Neo-Malthusians cite the 1969 war between El-Salvador and Honduras as a classic example of a scarcity induced conflict. The conflict became known as the Soccer War and lasted only 100 hours, during which several thousand people died on both sides. One of the main causes of this war was the scarcity of arable land. The sources of the shortage were population growth, erosion and unequal land distribution. A similar scarcity of arable land resonated in the minds of Ethiopians when their then Emperor Haile Selassie was ousted in 1974. The provisional Ethiopian government, the Dergue, failed to improve conditions resulting in large migrations of Ethiopians into a contested region on the Somali border, which in turn precipitated the Ogaden War of 1977. The scarcity of arable land was also a contributing cause of the violent dispute between Senegal and Mauritania in 1989. The conflict focused on Senegal River, which demarcated the border between the two. In this case, it was shown that the cause of land scarcity was population growth and desertification, along with lack of adequate quantities of fresh water.
Numerous signs suggest that the combined effects of unsustainable consumption, population growth, and extreme poverty are taking their toll on the environment. More natural resources have been consumed since the end of the WW2 than in all human history to that point. The consumption of nonrenewable resources has significantly increased, although it has risen at a slower rate than population and economic growth as a result of changes in technology. The global consumption of fossil fuels (which account for 77% of all energy use) in 2003 was 4.7 times the level it was in 1950.

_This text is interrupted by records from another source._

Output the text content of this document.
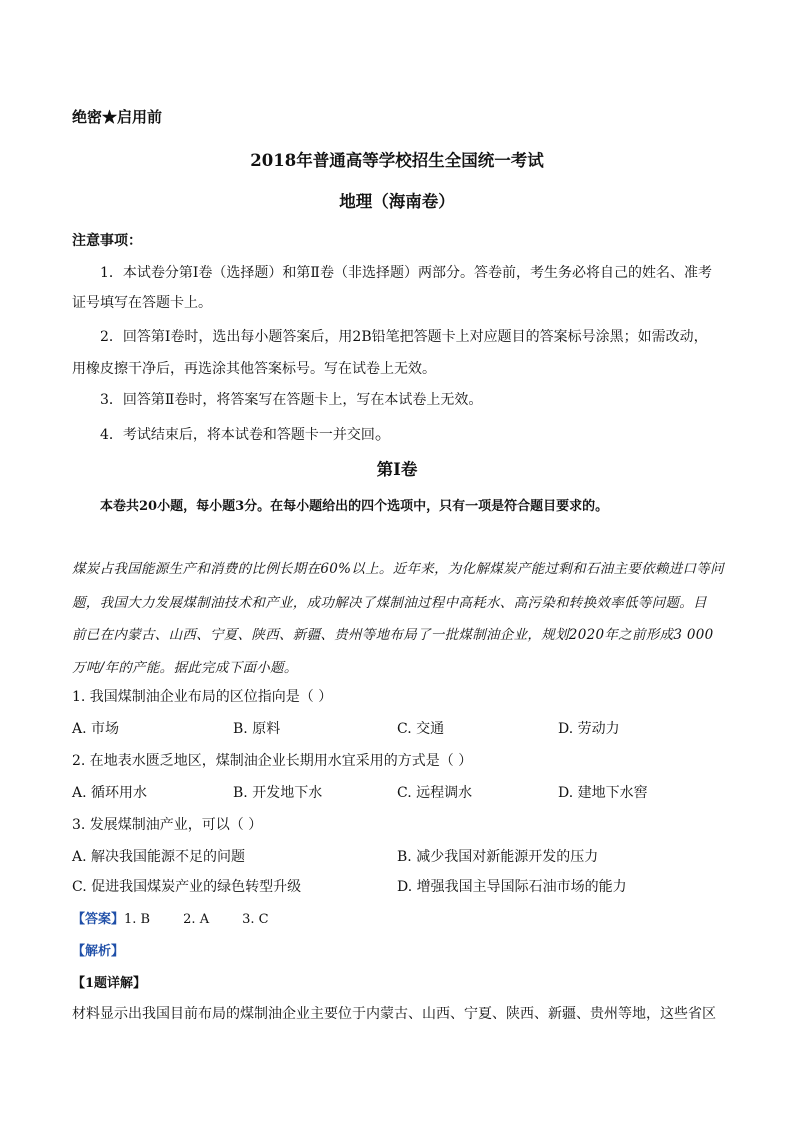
绝密★启用前
2018年普通高等学校招生全国统一考试
地理（海南卷）
注意事项：
1．本试卷分第Ⅰ卷（选择题）和第Ⅱ卷（非选择题）两部分。答卷前，考生务必将自己的姓名、准考
证号填写在答题卡上。
2．回答第Ⅰ卷时，选出每小题答案后，用2B铅笔把答题卡上对应题目的答案标号涂黑；如需改动，
用橡皮擦干净后，再选涂其他答案标号。写在试卷上无效。
3．回答第Ⅱ卷时，将答案写在答题卡上，写在本试卷上无效。
4．考试结束后，将本试卷和答题卡一并交回。
第Ⅰ卷
本卷共20小题，每小题3分。在每小题给出的四个选项中，只有一项是符合题目要求的。
煤炭占我国能源生产和消费的比例长期在60%以上。近年来，为化解煤炭产能过剩和石油主要依赖进口等问
题，我国大力发展煤制油技术和产业，成功解决了煤制油过程中高耗水、高污染和转换效率低等问题。目
前已在内蒙古、山西、宁夏、陕西、新疆、贵州等地布局了一批煤制油企业，规划2020年之前形成3 000
万吨/年的产能。据此完成下面小题。
1. 我国煤制油企业布局的区位指向是（ ）
A. 市场	B. 原料	C. 交通	D. 劳动力
2. 在地表水匮乏地区，煤制油企业长期用水宜采用的方式是（ ）
A. 循环用水	B. 开发地下水	C. 远程调水	D. 建地下水窖
3. 发展煤制油产业，可以（ ）
A. 解决我国能源不足的问题	B. 减少我国对新能源开发的压力
C. 促进我国煤炭产业的绿色转型升级	D. 增强我国主导国际石油市场的能力
【答案】1. B        2. A        3. C
【解析】
【1题详解】
材料显示出我国目前布局的煤制油企业主要位于内蒙古、山西、宁夏、陕西、新疆、贵州等地，这些省区
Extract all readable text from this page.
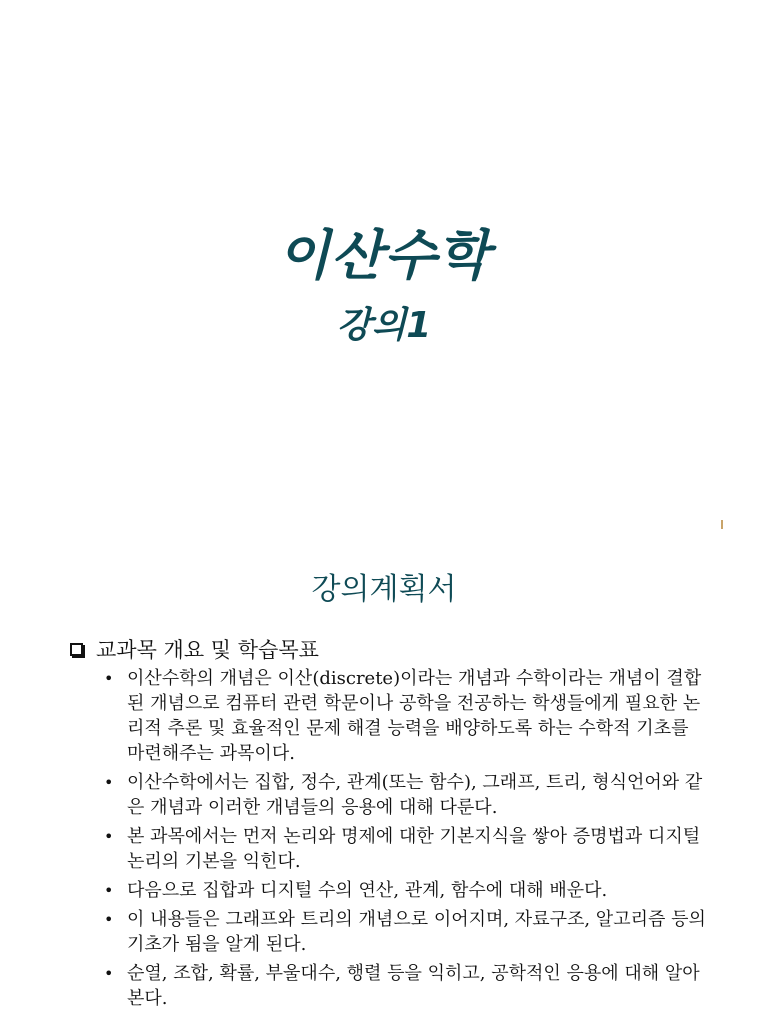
이산수학
강의1
강의계획서
교과목 개요 및 학습목표
• 이산수학의 개념은 이산(discrete)이라는 개념과 수학이라는 개념이 결합된 개념으로 컴퓨터 관련 학문이나 공학을 전공하는 학생들에게 필요한 논리적 추론 및 효율적인 문제 해결 능력을 배양하도록 하는 수학적 기초를 마련해주는 과목이다.
• 이산수학에서는 집합, 정수, 관계(또는 함수), 그래프, 트리, 형식언어와 같은 개념과 이러한 개념들의 응용에 대해 다룬다.
• 본 과목에서는 먼저 논리와 명제에 대한 기본지식을 쌓아 증명법과 디지털논리의 기본을 익힌다.
• 다음으로 집합과 디지털 수의 연산, 관계, 함수에 대해 배운다.
• 이 내용들은 그래프와 트리의 개념으로 이어지며, 자료구조, 알고리즘 등의 기초가 됨을 알게 된다.
• 순열, 조합, 확률, 부울대수, 행렬 등을 익히고, 공학적인 응용에 대해 알아본다.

“Many of the wars of the 20th century were about oil, but wars of the 21st century will be over water,” – Ismail Serageldin, Director of the Bibliotheca Alexandrina and former World Bank Vice President
In the eyes of a future observer, what will characterize the political landscape of the Middle East and North Africa? Will the future mirror the past or, as suggested by the quote above, are significant changes on the horizon? In the past, struggles over territory, ideology, colonialism, nationalism, religion, and oil have defined the region. While it is clear that many of those sources of conflict remain salient today, future war in the Middle East and North Africa also will be increasingly influenced by economic and demographic trends that do not bode well for the region.
By 2025, world population is projected to reach eight billion. As a global figure, this number is troubling enough; however, over 90% of the projected growth will take place in developing countries in which the vast majority of the population is dependent on local renewable resources. For instance, World Bank estimates place the present annual growth rate in the Middle East and North Africa at 1.9% versus a worldwide average of 1.4%. In most of these countries, these precious renewable resources are controlled by small segments of the domestic political elite, leaving less and less to the majority of the population. As a result, if present population and economic trends continue, many future conflicts throughout the region will be directly linked to what researchers term “environmental scarcity”— the scarcity of renewable resources such as arable land, forests, and fresh water.